Um dos sistemas triplos eclipsantes mais amplos é o TIC 99013269, onde a estrela mais externa orbita a cada 604 dias a uma distância de cerca de 370 milhões de quilômetros (230 milhões de milhas) – menos da metade da distância de Júpiter ao nosso Sol.

É interessante considerar o que os habitantes de quaisquer mundos ou luas orbitando uma estrela externa experimentariam durante eclipses. Imagine um mundo com uma lua habitável em rotação sincronizada com seu planeta. Na maior parte do tempo, estaria sob alguma forma de luz solar, seja proveniente de sua estrela, da estrela mais externa, de um sistema binário localizado um pouco mais distante ou mesmo da luz refletida pelo planeta.
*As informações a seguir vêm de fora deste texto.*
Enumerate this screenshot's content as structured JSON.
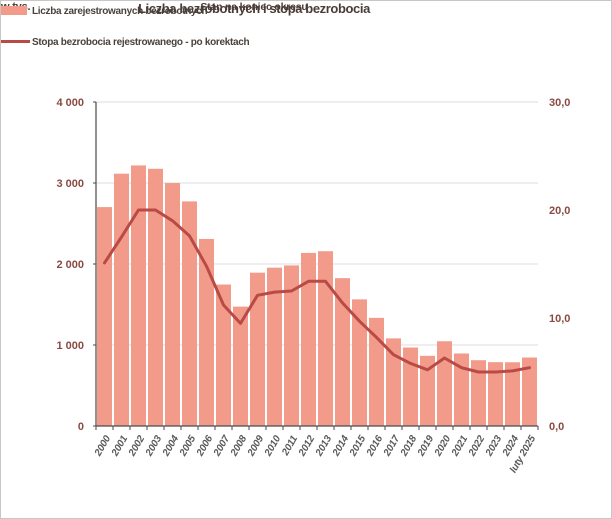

No entanto, em certos momentos, ocorreria uma série de eclipses — a estrela externa eclipsaria a estrela binária, e o planeta eclipsaria a estrela externa, do ponto de vista da lua.

Isso só aconteceria quando o hemisfério da Lua voltado para o planeta estivesse em completa escuridão.

Futura supernova

Embora a natureza coplanar de TIC 295741342 nos informe sobre sua origem, o que aprendemos sobre as estrelas por causa de sua coplanaridade também nos diz como elas terminarão suas vidas.

A estrela mais externa do sistema TIC 295741342 está começando a envelhecer. Ela se separou da sequência principal de estrelas que queimam hidrogênio, como o nosso Sol, e se tornou uma gigante vermelha. Seu diâmetro já é 10,6 vezes maior que o do Sol e continuará a se expandir. Eventualmente, ela se tornará tão grande e difusa que a gravidade da estrela binária começará a arrancar matéria da gigante vermelha, o que poderá levar a todo tipo de consequências imprevistas.

Suas camadas externas difusas poderiam formar um envelope comum de matéria estelar envolvendo as três estrelas. Isso poderia levar à instabilidade orbital no sistema binário e a uma possível fusão. Então, no futuro, quando o componente binário entrar na fase de gigante vermelha, muito tempo depois da estrela externa ter colapsado em uma anã branca compacta, a transferência de massa poderia recomeçar na direção oposta, e a matéria cairia sobre a superfície da anã branca. Isso desencadearia explosões na anã branca, que seriam observadas em toda a galáxia como erupções de novas estrelas.

Assim, parece que a história das três estrelas em TIC 295741342 já foi escrita, graças a observações cuidadosas, incluindo quatro anos de estudos de velocidade radial para calcular as massas dos planetas, observações de eclipses com o TESS e determinação da forma orbital da estrela mais externa.

«"O valor deste sistema reside na abrangência dos dados", disse Powell. "Isso faz do sistema um excelente candidato para estudos evolutivos.".

Os resultados das observações do objeto TIC 295741342 são descritos em um artigo atualmente publicado no arquivo de pré-publicações arXiv.